Cercis, commonly known as Redbud trees or Judas trees, display clusters of brightly coloured, small pea-like flowers on bare branches in spring. These are followed by decorative seed pods later in the year. The wonderful heart shaped foliage also features fantastic autumn colour.
Cercis trees are deciduous with a small and bushy habit and in the spring, displays clusters of small, bright flowers on bare branches before blue-green, heart-shaped leaves appear. This is followed by long, dark coloured seed pods that hang from the foliage as it bursts with warm, autumn colours later in the year. The flowers of Judas trees are popular with bees for the large amount of nectar available.
The Redbud tree species can tolerate both sheltered and exposed positions and prefers deep, well-drained soils in a full sun or partially shaded position. The Cercis tree has gained the Royal Horticultural Society's Award of Garden Merit and will make a wonderful feature tree in any sized garden. For further information on planting a Judas tree, visit our help and advice page or take a look at our planting essentials to help get you started.
Cercis is part of the Caesalpiniaceae family and is made up of 7 different varieties. The name Cercis comes from the Greek kerkis meaning ‘shuttle’, which refers to the shape of the flat seedpods that decorate the branches in autumn and resemble a weaver’s shuttle tool.

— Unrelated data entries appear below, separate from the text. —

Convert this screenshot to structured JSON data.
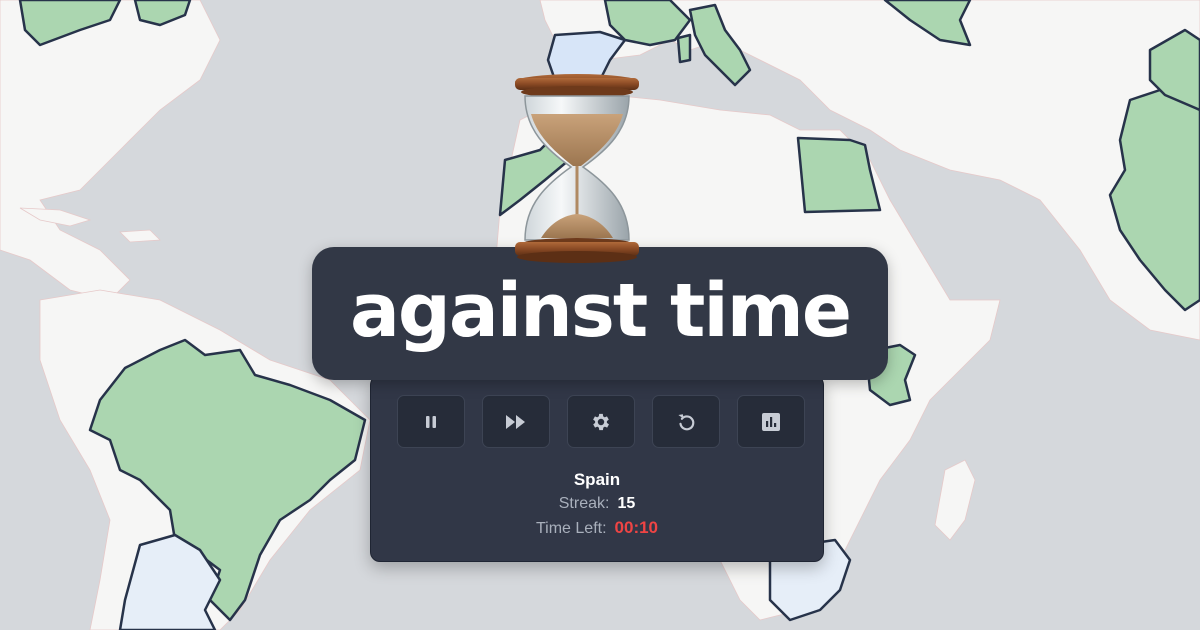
{
  "banner": {
    "title": "against time",
    "hourglass_icon": "hourglass-icon"
  },
  "controls": {
    "pause_icon": "pause-icon",
    "skip_icon": "fast-forward-icon",
    "settings_icon": "gear-icon",
    "restart_icon": "restart-icon",
    "stats_icon": "bar-chart-icon"
  },
  "game": {
    "country": "Spain",
    "streak_label": "Streak:",
    "streak_value": "15",
    "time_label": "Time Left:",
    "time_value": "00:10"
  },
  "colors": {
    "ocean": "#d5d8dc",
    "land": "#f6f6f5",
    "correct_country": "#abd6b0",
    "target_country": "#d7e5f8",
    "panel": "#313747",
    "timer": "#ef4444"
  }
}
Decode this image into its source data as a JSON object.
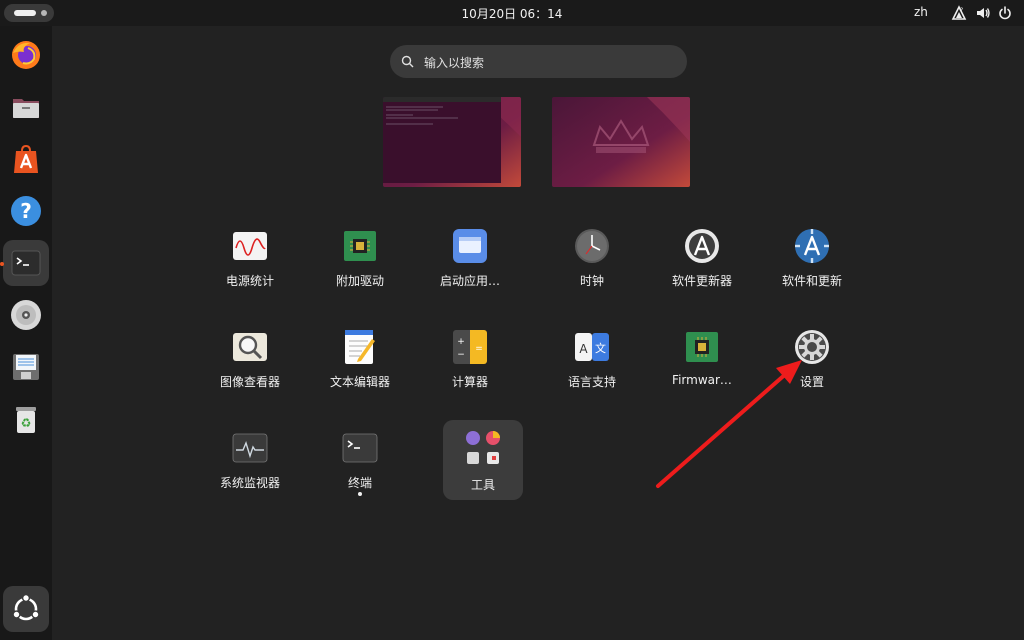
{
  "topbar": {
    "clock": "10月20日  06：14",
    "language": "zh"
  },
  "search": {
    "placeholder": "输入以搜索"
  },
  "dock": {
    "items": [
      "firefox-icon",
      "files-icon",
      "app-center-icon",
      "help-icon",
      "terminal-icon",
      "disc-icon",
      "save-icon",
      "trash-icon"
    ],
    "running": "terminal"
  },
  "apps": {
    "power_stats": "电源统计",
    "additional_drivers": "附加驱动",
    "startup_apps": "启动应用…",
    "clocks": "时钟",
    "software_updater": "软件更新器",
    "software_updates": "软件和更新",
    "image_viewer": "图像查看器",
    "text_editor": "文本编辑器",
    "calculator": "计算器",
    "language_support": "语言支持",
    "firmware": "Firmwar…",
    "settings": "设置",
    "system_monitor": "系统监视器",
    "terminal": "终端",
    "tools_folder": "工具"
  },
  "colors": {
    "accent": "#e95420",
    "annotation_arrow": "#ee1c1c",
    "background": "#222222",
    "dock": "#181818"
  }
}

Cercis siliquastrum, a variety of Cercis, is commonly known as the 'Judas tree', due to the long-standing myth that Judas Iscariot (one of Jesus’ twelve apostles), hanged himself from a Redbud tree. Fitting with this myth, the flowers and seedpods are believed to hang down from the branches imitating Judas' suicide. The deep pink flowers that appear on Cercis siliquastrum in the spring are said to blush pink in shame because of the suicide. Following this, it is also said that if you stand under a Judas tree and tell a lie, you will drop down dead!
Another interpretation of the name ‘Judas tree’ stems from the French common name, Arbre de Judée, which means tree of Judea, referring to the hilly regions of that country where this variety of tree used to be common.